Further, Mack emphasized just how unglamorous a lot of the jobs can be when working in facilities management. Jobs like unclogging toilets, changing light bulbs or contributing to the general beautification of the campus are often tedious and difficult to do, Mack said. Though his employees hear how much he appreciates them on a regular basis, it definitely makes the team feel more appreciated when other university staff or students make appreciative comments.
The university staff and students aren’t the only ones trying to encourage infectious appreciation – others in the community are doing their part to spread that positivity around. One such community member is Joe Higgins, a Nelsonville resident who started a social media series called “On A Positive Note” where he features a person or group in the community deserving of some extra appreciation.
“It's basically just to give people their flowers – creating a platform to highlight someone or something,” Higgins said. “The main thing of it, though, is just to let other people comment on that person. Because I may say something about them that hopefully brightens their day a little bit, but the goal is to allow other people to comment and make their feelings known about that person as well.”
Higgins started the series, found on Facebook and Twitter, to encourage others to take the time out of their day to comment something positive – a demeanor of which he feels social media is in dire need.
As a journalist, Higgins sees firsthand the way social media can create the illusion of interaction without having any real interaction at all. However, he also realizes that though a lot of the content can be negative, the interactive illusion doesn’t have to be. That’s why when people continue commenting their appreciation on his Facebook series, the subjects of the posts can feel like people are positively interacting with them.
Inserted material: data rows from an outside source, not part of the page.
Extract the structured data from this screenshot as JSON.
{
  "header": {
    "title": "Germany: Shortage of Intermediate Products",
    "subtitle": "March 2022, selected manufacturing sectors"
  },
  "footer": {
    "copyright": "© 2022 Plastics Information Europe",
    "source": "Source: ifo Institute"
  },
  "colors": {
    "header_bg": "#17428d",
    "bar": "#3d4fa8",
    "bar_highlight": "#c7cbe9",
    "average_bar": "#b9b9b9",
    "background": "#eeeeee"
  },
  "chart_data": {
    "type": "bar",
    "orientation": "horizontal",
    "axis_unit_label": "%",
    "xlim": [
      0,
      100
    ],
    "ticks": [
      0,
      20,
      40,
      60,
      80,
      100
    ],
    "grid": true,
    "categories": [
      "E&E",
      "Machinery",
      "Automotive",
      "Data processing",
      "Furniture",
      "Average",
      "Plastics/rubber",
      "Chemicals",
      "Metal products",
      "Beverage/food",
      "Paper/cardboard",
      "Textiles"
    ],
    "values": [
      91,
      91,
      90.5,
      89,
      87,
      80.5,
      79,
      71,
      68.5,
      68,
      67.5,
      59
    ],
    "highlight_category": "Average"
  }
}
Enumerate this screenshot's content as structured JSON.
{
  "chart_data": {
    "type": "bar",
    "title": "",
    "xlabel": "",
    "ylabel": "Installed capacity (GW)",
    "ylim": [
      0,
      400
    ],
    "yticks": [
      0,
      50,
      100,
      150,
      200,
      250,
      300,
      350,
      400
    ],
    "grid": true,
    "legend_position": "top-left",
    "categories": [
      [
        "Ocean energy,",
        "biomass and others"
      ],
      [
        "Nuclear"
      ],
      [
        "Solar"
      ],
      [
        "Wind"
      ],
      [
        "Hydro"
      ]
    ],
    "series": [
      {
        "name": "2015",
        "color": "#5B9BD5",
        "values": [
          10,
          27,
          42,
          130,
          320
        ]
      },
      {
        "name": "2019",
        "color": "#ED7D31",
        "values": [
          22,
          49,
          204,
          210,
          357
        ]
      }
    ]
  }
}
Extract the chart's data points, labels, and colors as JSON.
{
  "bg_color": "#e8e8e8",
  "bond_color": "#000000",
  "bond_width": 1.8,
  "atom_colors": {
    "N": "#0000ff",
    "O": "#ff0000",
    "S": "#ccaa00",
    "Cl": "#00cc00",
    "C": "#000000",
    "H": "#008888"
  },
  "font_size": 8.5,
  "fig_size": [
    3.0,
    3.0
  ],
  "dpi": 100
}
In a similar vein, Higgins feels bad news is what dominates the news cycle, so spreading happiness in a media format can be a nice change of pace.
“The ultimate goal would be to have everybody do something like this on their own to find their own way to spread positivity on social media,” Higgins said. “That's easy to do for people to pile on or to add to the negativity, but it takes effort to be nice or to just be positive. It's really just a positive note that literally would somehow spark people to just try to think twice before they lean to the negative side that's so easy and instead make an effort to be positive to someone else in their life.”
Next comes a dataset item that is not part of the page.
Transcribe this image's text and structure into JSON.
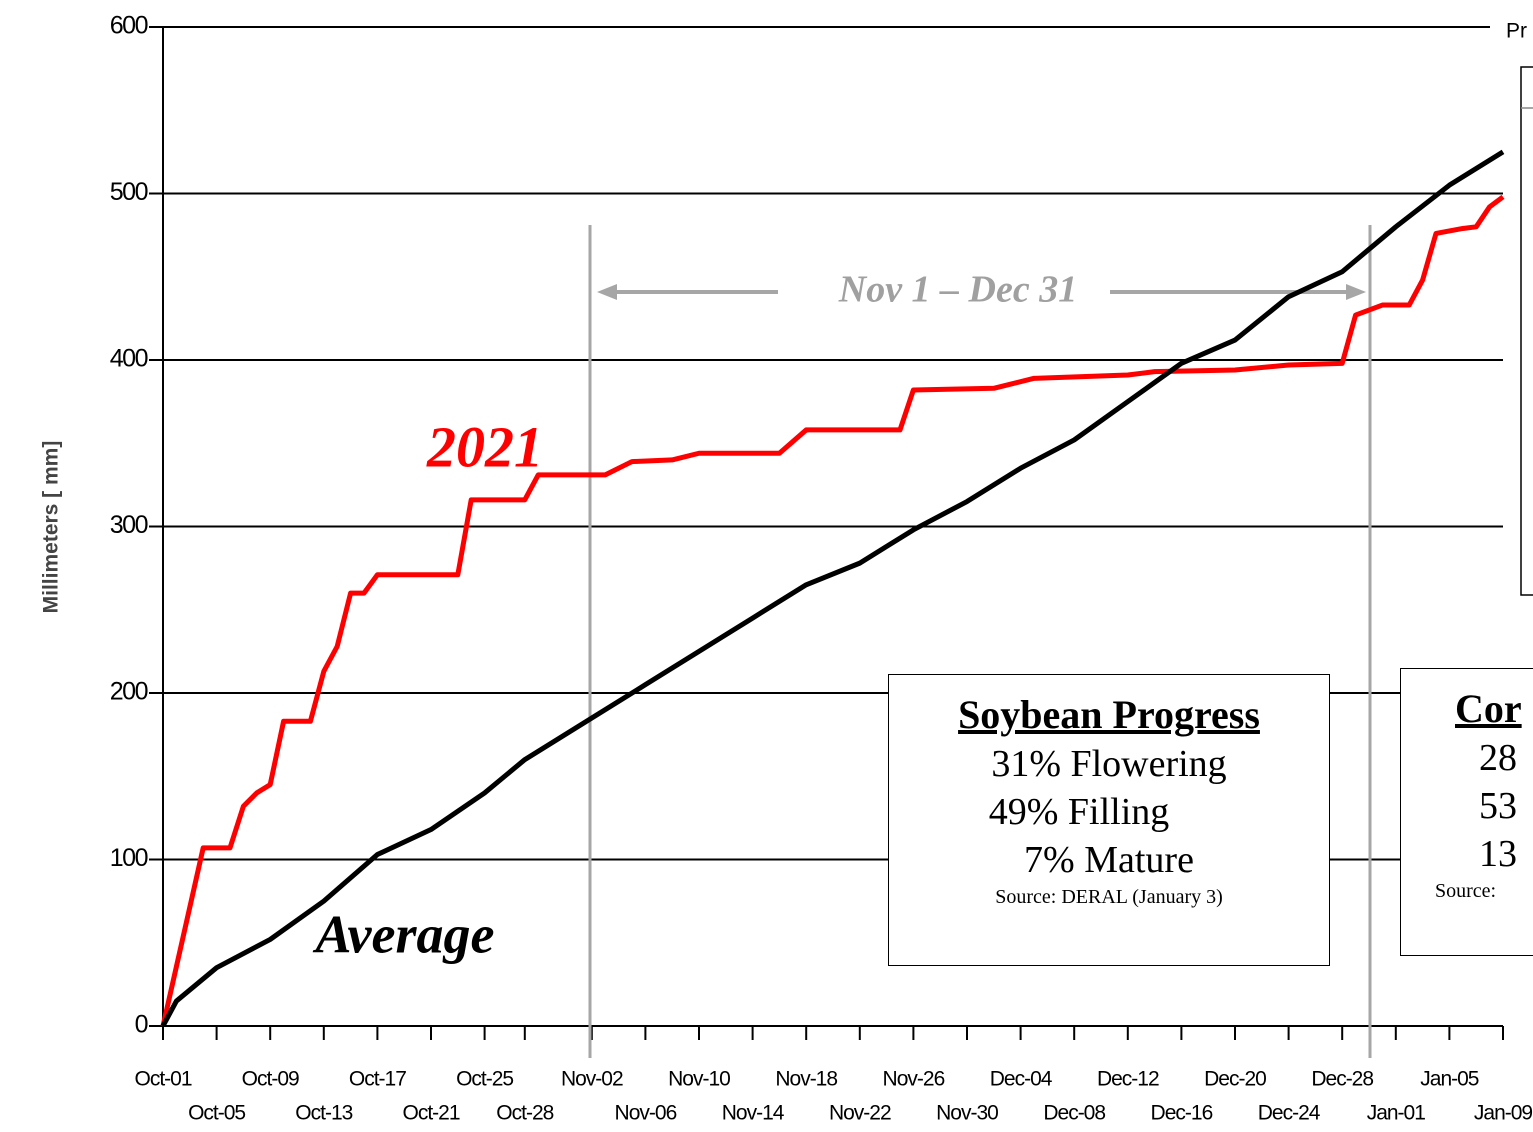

Grone, Mack and Higgins all encourage people to look back to lessons that have been taught since a very young age: respect and kindness. All three know that when it comes down to it, showing appreciation is just a form of respect and kindness, and simply saying “Thank you” can make a significant impact on the individual employees and the company culture as a whole.
“Take a step back and don't walk through life in a daze,” Mack said. “Make sure you appreciate everything that's going on around you and just thank people. Just appreciate what people do for you – don't take it for granted.”